That tension—between artistic merit and the whims of the mob—shouldn’t be a shock. Britain has always side-eyed its own standards, balancing Shakespearean tragedy and the guilty pleasures of Love Island in a single breath. In some other decade, shows like Big Boys may have stayed on the fringes, praised by a handful yet somewhat invisible. Streaming’s churn, though, has a habit of dragging the peculiar or poignant into the mainstream. It’s hard to argue that audiences only want empty spectacle when the ratings lean into things that make us ache as much as laugh.

It wasn’t lost on anyone that the BAFTA stage had a faint whiff of rebellion this year. The documentary Gaza: Doctors Under Attack bagged the current affairs slot, and its creators didn’t let the Beeb off easy, serving a few pointed lines about the broadcaster’s own reticence in airing their work: “given you dropped our film, will you drop us from the Bafta screening later tonight?” It was a pointed moment in a room that sometimes prefers its feathers unruffled. In a year that feels perennially on edge—2025 looks set to test the patience of audiences and institutions alike—it’s no bad thing to see a little unrest bubble to the surface.

When the house lights came up, the Big Boys fans were left with little more than wounded pride and a Twitter feed full of animated GIFs. Was it a robbery? Maybe. Still, if impact counts for anything, Big Boys appears to have seeped deeper into the national psyche than any chunk of metallic hardware ever could.

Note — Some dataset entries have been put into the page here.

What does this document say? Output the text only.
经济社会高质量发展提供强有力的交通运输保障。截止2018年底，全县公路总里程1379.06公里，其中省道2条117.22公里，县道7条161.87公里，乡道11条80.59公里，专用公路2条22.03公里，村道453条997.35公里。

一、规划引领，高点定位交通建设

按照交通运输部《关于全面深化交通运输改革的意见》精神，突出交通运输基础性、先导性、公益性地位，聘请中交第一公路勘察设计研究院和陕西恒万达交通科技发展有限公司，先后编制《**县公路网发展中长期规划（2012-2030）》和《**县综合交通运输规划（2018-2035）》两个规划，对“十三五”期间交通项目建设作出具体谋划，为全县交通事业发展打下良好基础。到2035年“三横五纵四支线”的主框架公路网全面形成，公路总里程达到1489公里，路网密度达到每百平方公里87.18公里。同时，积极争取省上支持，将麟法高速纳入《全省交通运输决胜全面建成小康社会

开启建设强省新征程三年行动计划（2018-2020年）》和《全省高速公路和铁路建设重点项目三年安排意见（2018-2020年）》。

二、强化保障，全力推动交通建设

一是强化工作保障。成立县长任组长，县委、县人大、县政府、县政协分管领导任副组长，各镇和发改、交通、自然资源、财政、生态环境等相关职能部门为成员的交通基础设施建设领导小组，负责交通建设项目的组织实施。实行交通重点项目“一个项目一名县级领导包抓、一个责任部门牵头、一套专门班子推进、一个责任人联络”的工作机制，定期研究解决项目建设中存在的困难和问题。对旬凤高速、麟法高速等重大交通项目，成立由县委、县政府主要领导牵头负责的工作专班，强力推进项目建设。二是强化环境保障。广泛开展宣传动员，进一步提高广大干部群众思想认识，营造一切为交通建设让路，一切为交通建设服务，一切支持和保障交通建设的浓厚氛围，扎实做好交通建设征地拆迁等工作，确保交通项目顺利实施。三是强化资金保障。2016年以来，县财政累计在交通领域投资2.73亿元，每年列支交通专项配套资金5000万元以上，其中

Awards have their uses—validation, marketing, a reason to uncork champagne—but memory? That belongs elsewhere, in the messy, communal space where scenes get replayed, rewritten, and quietly sanctified.

As British TV barrels along—never quite choosing between the urge to dazzle, distress, or simply distract—award nights like these highlight where the real drama lies. It’s not only in the climaxes beamed through our screens, but in the aftershocks: the living rooms, the WhatsApp threads, and the communal sighs when a favorite misses out. BAFTA’s mirror may be a little smudged, a little warped around the corners, but it reflects what we’re chasing: not just what’s trending, but what we’re desperate to remember.